Tu travailles dans la finance, la communication, l'ingénierie, le commerce. Et tu veux devenir professeur des écoles. Ce projet te tient depuis un moment — peut-être des années. Et maintenant tu te poses la vraie question : est-ce que c'est réellement faisable, et par où commencer ?
La réponse courte : oui, c'est faisable. Des milliers de candidats en reconversion réussissent le CRPE chaque année, sans parcours MEEF, souvent en préparant seuls sur leur temps libre.

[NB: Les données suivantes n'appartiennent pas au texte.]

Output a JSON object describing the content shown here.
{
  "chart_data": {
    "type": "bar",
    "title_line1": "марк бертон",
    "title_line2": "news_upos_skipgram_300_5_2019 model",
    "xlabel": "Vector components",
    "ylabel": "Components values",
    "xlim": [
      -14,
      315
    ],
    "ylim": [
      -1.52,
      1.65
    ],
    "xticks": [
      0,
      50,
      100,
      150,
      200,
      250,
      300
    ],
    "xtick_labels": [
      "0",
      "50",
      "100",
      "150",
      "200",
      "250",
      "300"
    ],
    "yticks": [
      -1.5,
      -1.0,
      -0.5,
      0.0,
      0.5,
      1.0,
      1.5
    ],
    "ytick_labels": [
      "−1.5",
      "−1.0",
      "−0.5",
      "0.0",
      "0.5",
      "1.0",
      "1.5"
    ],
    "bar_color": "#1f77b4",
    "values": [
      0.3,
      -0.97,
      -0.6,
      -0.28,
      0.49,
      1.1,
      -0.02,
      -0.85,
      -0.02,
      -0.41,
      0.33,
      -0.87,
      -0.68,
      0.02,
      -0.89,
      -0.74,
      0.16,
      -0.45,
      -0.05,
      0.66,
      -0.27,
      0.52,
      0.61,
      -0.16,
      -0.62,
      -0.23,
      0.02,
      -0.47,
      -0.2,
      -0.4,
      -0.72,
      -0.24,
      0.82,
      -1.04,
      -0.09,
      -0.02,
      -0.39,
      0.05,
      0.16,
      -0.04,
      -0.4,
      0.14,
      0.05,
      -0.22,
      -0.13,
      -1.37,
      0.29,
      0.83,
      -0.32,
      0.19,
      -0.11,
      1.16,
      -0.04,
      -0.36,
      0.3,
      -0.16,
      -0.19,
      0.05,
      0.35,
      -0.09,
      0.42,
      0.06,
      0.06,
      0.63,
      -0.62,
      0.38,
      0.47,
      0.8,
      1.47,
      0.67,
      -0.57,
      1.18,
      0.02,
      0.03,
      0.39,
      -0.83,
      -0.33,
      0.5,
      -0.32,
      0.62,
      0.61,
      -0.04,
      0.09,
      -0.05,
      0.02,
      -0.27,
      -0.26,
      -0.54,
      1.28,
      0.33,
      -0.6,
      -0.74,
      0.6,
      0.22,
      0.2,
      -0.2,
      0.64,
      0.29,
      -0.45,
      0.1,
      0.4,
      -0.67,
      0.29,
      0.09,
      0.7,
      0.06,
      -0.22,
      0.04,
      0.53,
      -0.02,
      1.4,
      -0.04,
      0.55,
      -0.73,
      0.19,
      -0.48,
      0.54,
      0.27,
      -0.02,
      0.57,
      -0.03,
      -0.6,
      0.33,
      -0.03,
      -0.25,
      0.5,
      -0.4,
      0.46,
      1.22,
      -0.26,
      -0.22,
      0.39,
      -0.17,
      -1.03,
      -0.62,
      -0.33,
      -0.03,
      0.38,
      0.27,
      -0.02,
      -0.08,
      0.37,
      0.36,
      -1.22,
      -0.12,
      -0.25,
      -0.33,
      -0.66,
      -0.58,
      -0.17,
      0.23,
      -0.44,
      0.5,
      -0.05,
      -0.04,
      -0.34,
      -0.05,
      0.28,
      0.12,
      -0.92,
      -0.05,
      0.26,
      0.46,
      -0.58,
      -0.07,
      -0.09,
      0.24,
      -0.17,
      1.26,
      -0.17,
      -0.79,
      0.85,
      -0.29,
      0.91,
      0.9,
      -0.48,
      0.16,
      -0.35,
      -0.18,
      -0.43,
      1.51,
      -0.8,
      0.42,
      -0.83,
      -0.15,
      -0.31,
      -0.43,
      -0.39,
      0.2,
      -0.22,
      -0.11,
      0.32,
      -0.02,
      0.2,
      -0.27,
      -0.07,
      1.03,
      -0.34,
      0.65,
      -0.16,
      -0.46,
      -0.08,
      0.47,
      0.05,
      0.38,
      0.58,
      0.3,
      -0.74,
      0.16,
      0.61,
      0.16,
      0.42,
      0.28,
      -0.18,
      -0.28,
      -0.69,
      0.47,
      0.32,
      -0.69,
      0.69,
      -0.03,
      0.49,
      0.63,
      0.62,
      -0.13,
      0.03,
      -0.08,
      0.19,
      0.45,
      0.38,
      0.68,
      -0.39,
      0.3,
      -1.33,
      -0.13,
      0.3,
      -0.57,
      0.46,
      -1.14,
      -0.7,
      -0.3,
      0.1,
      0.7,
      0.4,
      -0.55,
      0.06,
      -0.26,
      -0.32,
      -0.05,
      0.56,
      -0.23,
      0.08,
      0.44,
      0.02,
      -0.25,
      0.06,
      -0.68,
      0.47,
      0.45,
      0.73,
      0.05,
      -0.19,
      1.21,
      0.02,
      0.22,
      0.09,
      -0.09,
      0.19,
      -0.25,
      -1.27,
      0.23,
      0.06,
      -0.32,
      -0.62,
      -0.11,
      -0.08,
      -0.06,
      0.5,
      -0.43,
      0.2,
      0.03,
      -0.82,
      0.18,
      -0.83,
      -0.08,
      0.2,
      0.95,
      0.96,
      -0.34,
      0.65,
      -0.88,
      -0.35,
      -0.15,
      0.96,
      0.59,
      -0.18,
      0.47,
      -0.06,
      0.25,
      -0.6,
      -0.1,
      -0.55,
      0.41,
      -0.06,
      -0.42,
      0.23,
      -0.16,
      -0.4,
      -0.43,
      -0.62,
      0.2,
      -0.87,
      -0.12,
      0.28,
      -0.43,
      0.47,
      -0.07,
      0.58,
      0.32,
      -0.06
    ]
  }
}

La réponse longue, c'est ce guide.
Ce qu'est vraiment le CRPE — et ce qu'il n'est pas
Le CRPE (Concours de Recrutement des Professeurs des Écoles) est le concours national pour devenir professeur des écoles titulaire en France. Depuis la réforme 2026, il est accessible dès le niveau Bac+3, contre Bac+5 auparavant. C'est une opportunité directe pour les adultes en reconversion qui n'ont pas de master en éducation.
Le concours comporte deux phases :
- L'admissibilité — deux épreuves écrites : français et mathématiques. Ces épreuves évaluent ta maîtrise des contenus du cycle primaire (cycles 1, 2 et 3), mais avec un niveau d'exigence et une rigueur d'analyse qui demandent une vraie préparation.
- L'admission — deux épreuves orales : une épreuve de mise en situation professionnelle et un entretien avec le jury. Ces épreuves ne se préparent qu'après avoir réussi les écrits.
Ce que beaucoup de candidats ignorent : le programme du CRPE, c'est le programme de l'école primaire — pas le programme du lycée ou du supérieur. Ça semble rassurant. Ça ne l'est pas forcément, parce que le jury attend une maîtrise fine, une capacité à analyser, à justifier, à enseigner. Pas juste à calculer.
Autre point clé : réussir l'admissibilité, c'est 80 % du travail. La plupart des candidats échouent aux écrits. Ceux qui les passent ont généralement une très bonne chance à l'oral si leur projet de reconversion est solide et réfléchi — ce qui est presque toujours le cas pour un adulte en reconversion volontaire.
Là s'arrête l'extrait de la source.